Corn and Cows Way Up North

Northstar Notes

Livestock and crop production going strong in northwestern Minnesota.

Published on: July 15, 2013

It was a productive, story-gathering three days for me this week as I traveled to the northwest corner of the state.

I joined the Minnesota Cattlemen's summer beef tour in Roseau and stopped by the Magnusson Research Farm while there. Plus, I made other visits to farms for stories you'll see in The Farmer over the next several months.

I was in that part of the state last summer when I participated in the Minnesota Soybean Growers' See For Yourself tour. That trip was an eye opener for all to be able to see what growers are doing north of Crookston. Yes, there were soybeans—plenty of them. Farmers from southern Minnesota learned a lot about their northern counterparts. Valuable soybean research made it possible for beans to go in the ground up there.

Theres the beef. At one farm stop, Minnesota Cattlemens tour participants had a chance to eyeball a pen of heifers and compare their rankings, based on gain and grade, with how a DNA-scoring program placed them.
There's the beef. At one farm stop, Minnesota Cattlemen's tour participants had a chance to eyeball a pen of heifers and compare their rankings, based on gain and grade, with how a DNA-scoring program placed them.

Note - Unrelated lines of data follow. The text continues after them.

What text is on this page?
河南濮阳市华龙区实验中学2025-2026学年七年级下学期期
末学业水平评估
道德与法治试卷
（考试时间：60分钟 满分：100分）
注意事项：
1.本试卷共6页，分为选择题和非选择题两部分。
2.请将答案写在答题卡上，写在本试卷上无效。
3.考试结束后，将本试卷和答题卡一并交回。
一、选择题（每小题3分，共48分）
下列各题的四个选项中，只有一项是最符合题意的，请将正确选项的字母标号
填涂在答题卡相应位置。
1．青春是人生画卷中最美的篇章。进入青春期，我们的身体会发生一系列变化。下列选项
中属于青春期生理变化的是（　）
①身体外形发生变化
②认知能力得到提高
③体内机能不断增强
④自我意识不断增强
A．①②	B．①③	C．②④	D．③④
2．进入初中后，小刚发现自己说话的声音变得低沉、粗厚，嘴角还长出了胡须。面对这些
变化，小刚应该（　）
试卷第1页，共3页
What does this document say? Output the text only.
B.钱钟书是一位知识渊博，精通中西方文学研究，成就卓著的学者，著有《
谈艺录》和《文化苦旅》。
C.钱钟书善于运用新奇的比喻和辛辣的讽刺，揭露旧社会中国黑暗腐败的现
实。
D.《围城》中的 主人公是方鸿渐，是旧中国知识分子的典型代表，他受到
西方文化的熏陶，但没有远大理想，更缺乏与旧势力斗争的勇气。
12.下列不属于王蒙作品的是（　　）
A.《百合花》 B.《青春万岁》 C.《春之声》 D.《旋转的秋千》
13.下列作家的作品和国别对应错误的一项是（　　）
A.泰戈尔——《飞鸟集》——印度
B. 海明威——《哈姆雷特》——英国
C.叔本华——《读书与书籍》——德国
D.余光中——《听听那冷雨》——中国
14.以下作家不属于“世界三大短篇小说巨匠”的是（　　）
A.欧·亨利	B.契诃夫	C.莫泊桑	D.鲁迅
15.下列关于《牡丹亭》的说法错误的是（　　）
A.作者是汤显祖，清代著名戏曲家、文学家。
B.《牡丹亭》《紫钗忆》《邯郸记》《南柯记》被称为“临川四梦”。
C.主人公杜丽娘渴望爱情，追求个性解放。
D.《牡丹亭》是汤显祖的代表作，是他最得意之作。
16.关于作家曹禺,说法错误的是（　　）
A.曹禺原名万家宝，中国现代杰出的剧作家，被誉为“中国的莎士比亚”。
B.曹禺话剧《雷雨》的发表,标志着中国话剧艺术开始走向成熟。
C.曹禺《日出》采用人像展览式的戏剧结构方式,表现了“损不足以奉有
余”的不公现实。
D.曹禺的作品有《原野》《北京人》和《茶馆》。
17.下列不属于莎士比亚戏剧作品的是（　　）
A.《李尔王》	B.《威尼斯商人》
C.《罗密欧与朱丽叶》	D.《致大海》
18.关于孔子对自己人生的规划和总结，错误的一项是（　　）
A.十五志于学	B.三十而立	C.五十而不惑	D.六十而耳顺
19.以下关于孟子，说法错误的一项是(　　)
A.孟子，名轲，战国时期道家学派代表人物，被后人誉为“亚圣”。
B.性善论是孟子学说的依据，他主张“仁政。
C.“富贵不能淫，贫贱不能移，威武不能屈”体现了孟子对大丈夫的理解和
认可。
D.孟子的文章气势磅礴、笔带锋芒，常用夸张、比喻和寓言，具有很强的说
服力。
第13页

And folks who recently came north for the cattlemen's tour learned a lot, too. They saw the bean fields alongside the corn, which also is growing in acreage. And they saw that the cattle business in the region has regained some of what it had lost during the bovine TB eradication efforts. It took collaboration among state and federal government agencies, state and local livestock groups, and northwestern Minnesota beef producers to put a halt to the spread of the disease. Those were some tough years as some farmers lost their herds to TB. Yet, various groups and individuals pulled together for the good of the state's livestock industry.

Northern corn. More farmers are adding corn acres to their crop rotations in northwestern Minnesota. Plummer is in Red Lake County, south of Thief River Falls. And that corn looked good. It was taller than knee-high on July 8.
Northern corn. More farmers are adding corn acres to their crop rotations in northwestern Minnesota. Plummer is in Red Lake County, south of Thief River Falls. And that corn looked good. It was taller than knee-high on July 8.

I saw that same spirit of collaboration last summer on the soybean tour and again this summer when I stopped by Magnusson Research Farm in Roseau and a regional small grains plot tour near Strathcona. Farmers were working with university scientists, providing acreage for research trials. Some farmers do this year after year, giving of their time to prepare farmsteads for hosting groups, and offering plots of their land to test seed varieties and fertility and chemical rates. That local research is so critical for Extension and area farmers. They get the chance to see how those crops would perform in their local environment.

It was so heartening to see these small groups of folks working together for the greater common good.

Contrast that with the bitter debates we have seen in recent weeks on the Farm Bill. And this week the House voted to segregate the nutrition title from the Farm Bill.

Does no one in Washington D.C. have eyes on the end result for the common good?

Sadly, I think not. No eyes and no backbone.